Microscopía de dos fotones para obtener imágenes de la morfología neuronal en una cría de ratón

Comience configurando la luz de excitación para el microscopio de dos fotones.

Tomemos un cachorro de ratón transgénico anestesiado con una ventana circular de imágenes de vidrio y una placa para la cabeza implantada en su cráneo.

Las neuronas expresan proteínas fluorescentes rojas para facilitar la obtención de imágenes.

Limpie la ventana de imágenes de vidrio y asegure al cachorro en la etapa de imágenes de dos fotones.

Alinee la ventana de imágenes con el objetivo del microscopio ajustando la cabeza del cachorro.

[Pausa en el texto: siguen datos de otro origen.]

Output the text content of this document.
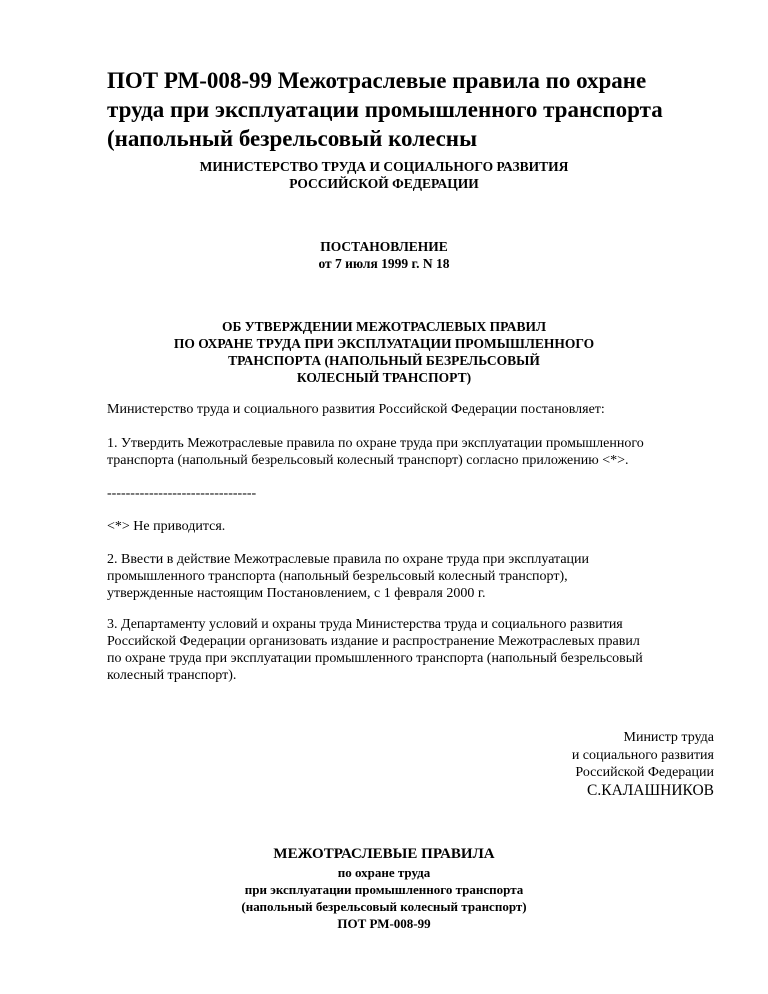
ПОТ РМ-008-99 Межотраслевые правила по охране
труда при эксплуатации промышленного транспорта
(напольный безрельсовый колесны
МИНИСТЕРСТВО ТРУДА И СОЦИАЛЬНОГО РАЗВИТИЯ
РОССИЙСКОЙ ФЕДЕРАЦИИ
ПОСТАНОВЛЕНИЕ
от 7 июля 1999 г. N 18
ОБ УТВЕРЖДЕНИИ МЕЖОТРАСЛЕВЫХ ПРАВИЛ
ПО ОХРАНЕ ТРУДА ПРИ ЭКСПЛУАТАЦИИ ПРОМЫШЛЕННОГО
ТРАНСПОРТА (НАПОЛЬНЫЙ БЕЗРЕЛЬСОВЫЙ
КОЛЕСНЫЙ ТРАНСПОРТ)

Министерство труда и социального развития Российской Федерации постановляет:

1. Утвердить Межотраслевые правила по охране труда при эксплуатации промышленного
транспорта (напольный безрельсовый колесный транспорт) согласно приложению <*>.

--------------------------------

<*> Не приводится.

2. Ввести в действие Межотраслевые правила по охране труда при эксплуатации
промышленного транспорта (напольный безрельсовый колесный транспорт),
утвержденные настоящим Постановлением, с 1 февраля 2000 г.

3. Департаменту условий и охраны труда Министерства труда и социального развития
Российской Федерации организовать издание и распространение Межотраслевых правил
по охране труда при эксплуатации промышленного транспорта (напольный безрельсовый
колесный транспорт).

Министр труда
и социального развития
Российской Федерации
С.КАЛАШНИКОВ
МЕЖОТРАСЛЕВЫЕ ПРАВИЛА
по охране труда
при эксплуатации промышленного транспорта
(напольный безрельсовый колесный транспорт)
ПОТ РМ-008-99
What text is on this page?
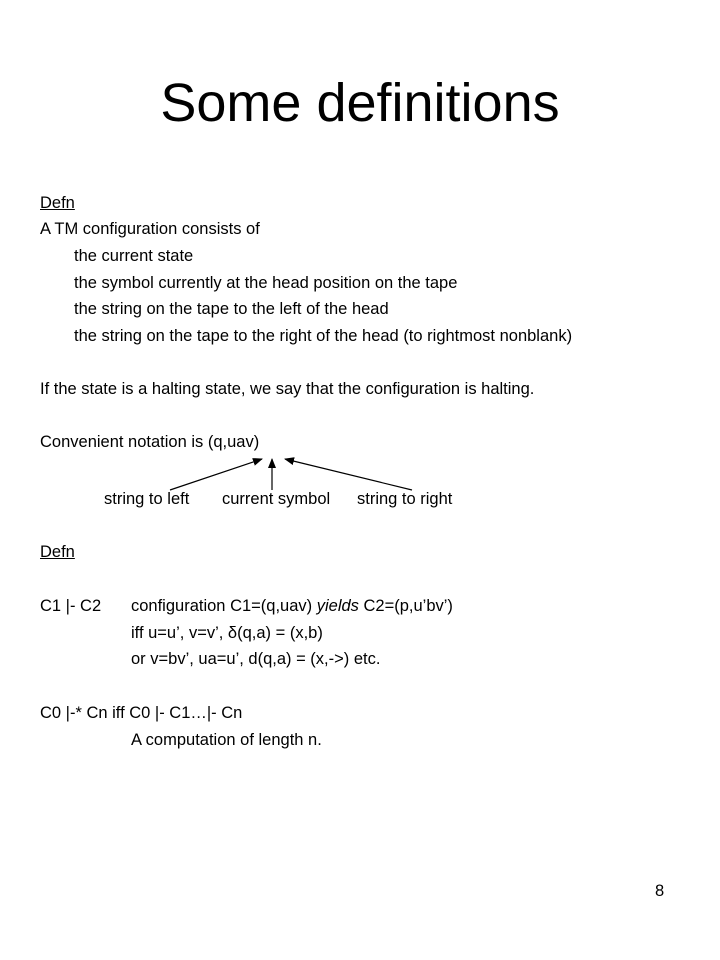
Some definitions
Defn
A TM configuration consists of
the current state
the symbol currently at the head position on the tape
the string on the tape to the left of the head
the string on the tape to the right of the head (to rightmost nonblank)
If the state is a halting state, we say that the configuration is halting.
Convenient notation is (q,uav)
string to left current symbol string to right
Defn
C1 |- C2 configuration C1=(q,uav) yields C2=(p,u’bv’)
iff u=u’, v=v’, δ(q,a) = (x,b)
or v=bv’, ua=u’, d(q,a) = (x,->) etc.
C0 |-* Cn iff C0 |- C1…|- Cn
A computation of length n.
8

Use una almohadilla térmica para mantener la temperatura corporal del cachorro.

Ajuste el caudal anestésico.

Aplique una gota de agua sobre el cubreobjetos y, a continuación, baje la lente del objetivo del microscopio.

La microscopía de dos fotones utiliza dos fotones de luz para activar proteínas fluorescentes, lo que permite obtener imágenes neuronales detalladas con un mínimo de ruido de fondo y fotoblanqueo.

Capture imágenes de las neuronas a varias profundidades para visualizar su estructura

Finalmente, apile las imágenes para generar una representación tridimensional de la neurona, incluidas sus proyecciones neuronales, para estudiar los cambios morfológicos relacionados con el crecimiento.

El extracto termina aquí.